In quanto corona e incarnazione di tutto ciò che i profeti aspiravano ad essere, solo il Messia ha adempiuto completamente a questa promessa, e di conseguenza il riferimento messianico è organicamente tutt'uno con il riferimento primario. Sono così intimamente intrecciati che nient'altro che la violenza può separarli; e così otteniamo una visione più profonda dell'ampia portata dei propositi divini e dell'unità organica dell'azione divina nel mondo.

Questi costituiscono una garanzia di gran lunga migliore per il riconoscimento della profezia messianica qui rispetto al presunto riferimento diretto ed esclusivo. Non aggrappandoci troppo disperatamente alla visione che coinvolge in modo più sorprendente il soprannaturale, abbiamo ricevuto di nuovo con "piena misura schiacciata e traboccante" la certezza che Dio stava veramente parlando qui, e che questo, come tutte le promesse dell'Antico Testamento se rettamente inteso, è sì e amen in Cristo.

Ma per il nostro scopo attuale il riferimento primario di questo passaggio alla linea profetica è ancora più importante del riferimento secondario ma più vitale al Messia. Perché propone la profezia come lo strumento più potente per la crescita e il progresso della religione di Israele. Il profeta è qui dichiarato successore di Mosè, dichiaratore ispirato della volontà divina al suo popolo nei casi che non rientravano nella sfera o nella competenza del sacerdote.

Quest'ultimo era, come abbiamo visto, destinato ad operare nei limiti e sulla base della rivelazione data da Mosè. Doveva mettere in atto ciò che gli era stato comandato, mantenere viva nei cuori del popolo la conoscenza del loro Dio come l'aveva data Mosè, dare la "Torah" dal santuario secondo i suoi principi. Ma qui al profeta è assegnato un ufficio più nobile. Egli deve ampliare e sviluppare l'opera di Mosè.

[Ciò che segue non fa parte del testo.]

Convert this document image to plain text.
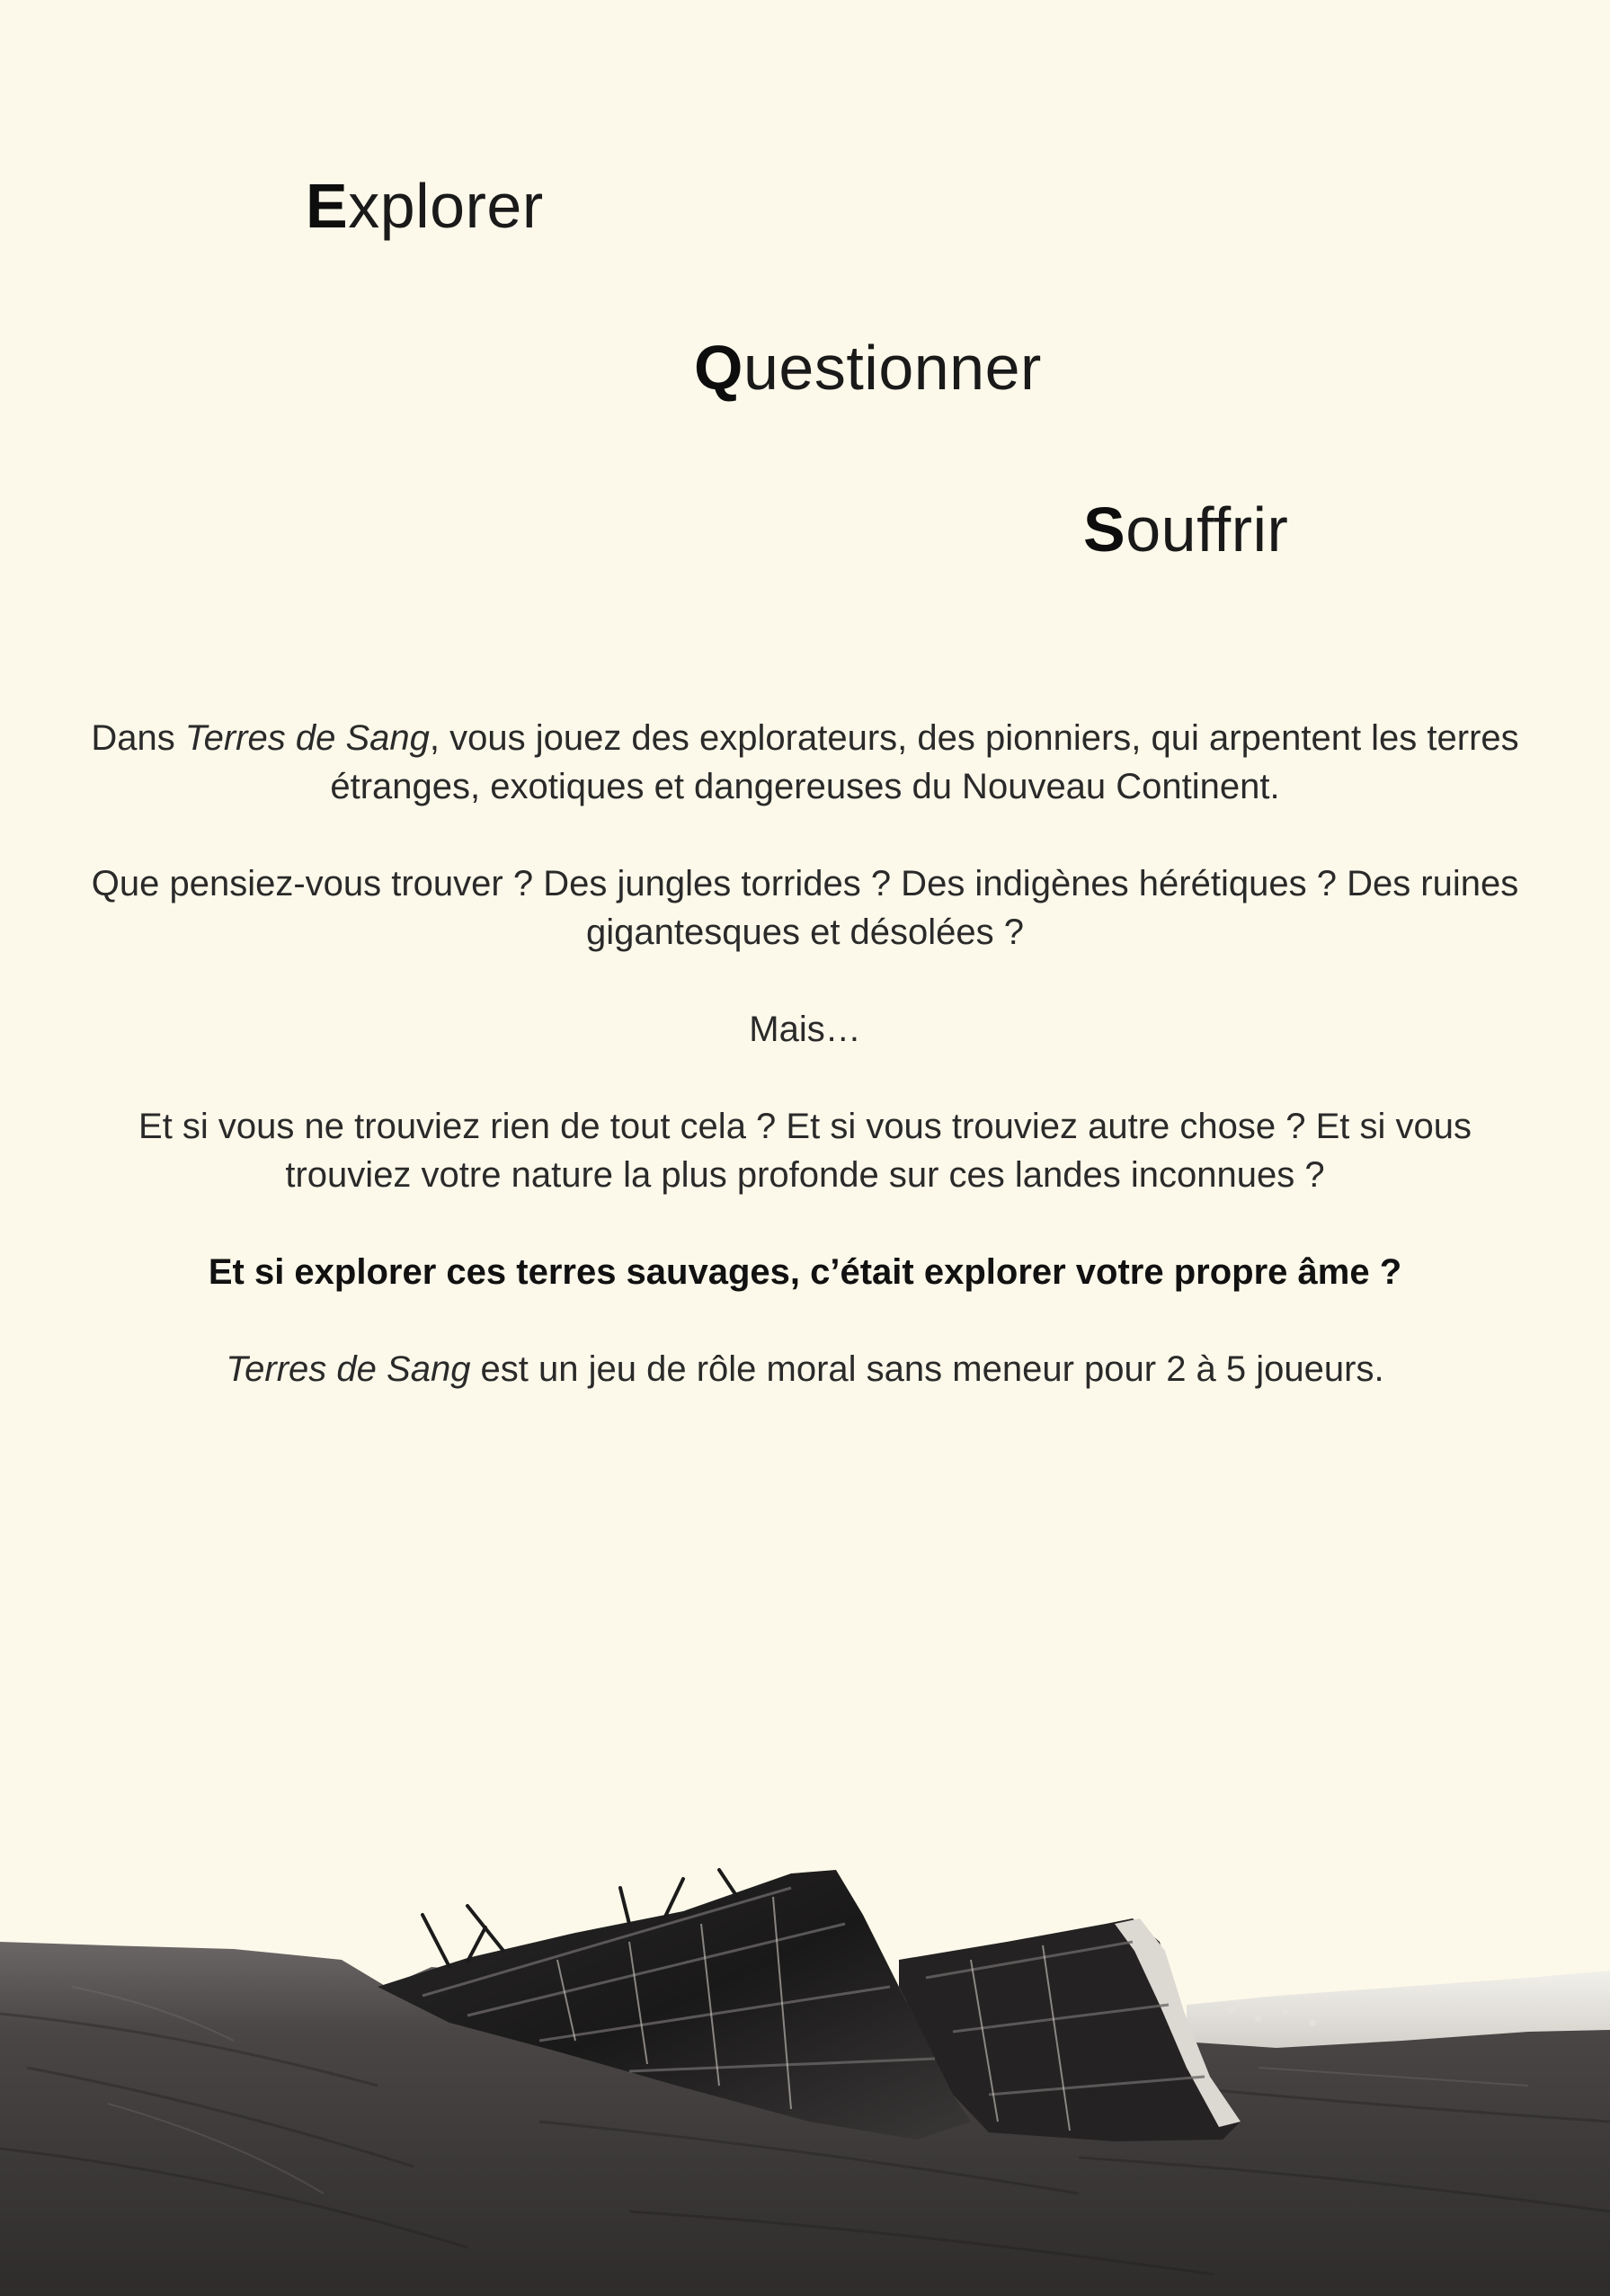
Explorer
Questionner
Souffrir

Dans Terres de Sang, vous jouez des explorateurs, des pionniers, qui arpentent les terres étranges, exotiques et dangereuses du Nouveau Continent.

Que pensiez-vous trouver ? Des jungles torrides ? Des indigènes hérétiques ? Des ruines gigantesques et désolées ?

Mais…

Et si vous ne trouviez rien de tout cela ? Et si vous trouviez autre chose ? Et si vous trouviez votre nature la plus profonde sur ces landes inconnues ?

Et si explorer ces terres sauvages, c’était explorer votre propre âme ?

Terres de Sang est un jeu de rôle moral sans meneur pour 2 à 5 joueurs.
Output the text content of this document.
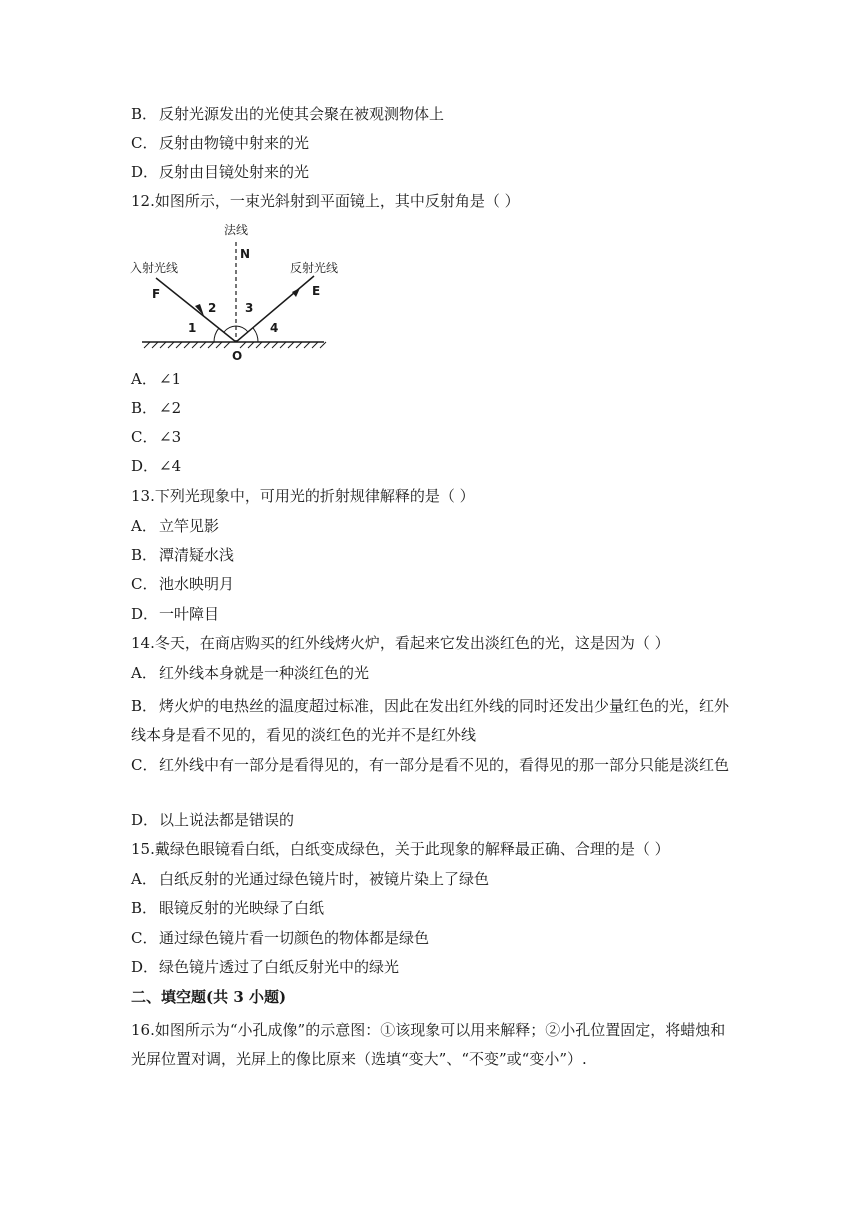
B． 反射光源发出的光使其会聚在被观测物体上
C． 反射由物镜中射来的光
D．反射由目镜处射来的光
12.如图所示，一束光斜射到平面镜上，其中反射角是（ ）
法线
N
入射光线	反射光线
F	E
O
1
2 3
4
A． ∠1
B． ∠2
C． ∠3
D．∠4
13.下列光现象中，可用光的折射规律解释的是（ ）
A． 立竿见影
B． 潭清疑水浅
C． 池水映明月
D．一叶障目
14.冬天，在商店购买的红外线烤火炉，看起来它发出淡红色的光，这是因为（ ）
A． 红外线本身就是一种淡红色的光
B． 烤火炉的电热丝的温度超过标准，因此在发出红外线的同时还发出少量红色的光，红外线本身是看不见的，看见的淡红色的光并不是红外线
C． 红外线中有一部分是看得见的，有一部分是看不见的，看得见的那一部分只能是淡红色
D．以上说法都是错误的
15.戴绿色眼镜看白纸，白纸变成绿色，关于此现象的解释最正确、合理的是（ ）
A． 白纸反射的光通过绿色镜片时，被镜片染上了绿色
B． 眼镜反射的光映绿了白纸
C． 通过绿色镜片看一切颜色的物体都是绿色
D．绿色镜片透过了白纸反射光中的绿光
二、填空题(共 3 小题)
16.如图所示为“小孔成像”的示意图：①该现象可以用来解释；②小孔位置固定，将蜡烛和光屏位置对调，光屏上的像比原来（选填“变大”、“不变”或“变小”）.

La rivelazione mosaica è qui vista come fondamentale e normativa, ma, contrariamente alle opinioni del giudaismo successivo, non è affatto completa. Per il suo completamento, il profeta è qui dichiarato lo strumento prescelto da Dio, e di conseguenza gli viene assegnata una posizione più elevata nel proposito di Dio rispetto al re o al sacerdote. È elevato molto al di sopra degli indovini facendo innalzare la sua chiamata nella sfera morale; ed eccelle entrambi gli altri organi della vita nazionale in quanto, mentre sono in gran parte legati dal passato, è chiamato da Dio per iniziare nuovi e più alti stadi nella vita del popolo eletto. I gradini ascendenti della rivelazione iniziata da Mosè dovevano essere nelle sue mani, e attraverso di lui Dio doveva rivelarsi in misura sempre più piena.

Visto così, l'ordine profetico in Israele ha un carattere del tutto unico. È un provvedimento per il progresso religioso che non ha eguali in altre parti del mondo; e questo riconoscimento pubblico del suo diritto divino è quasi più notevole. Ovunque in altre parti del mondo si suppone che la religione sia divinamente data attraverso un solo uomo, sebbene siano state effettivamente apportate modifiche in tempi successivi, tuttavia non sono mai state previste e previste in anticipo.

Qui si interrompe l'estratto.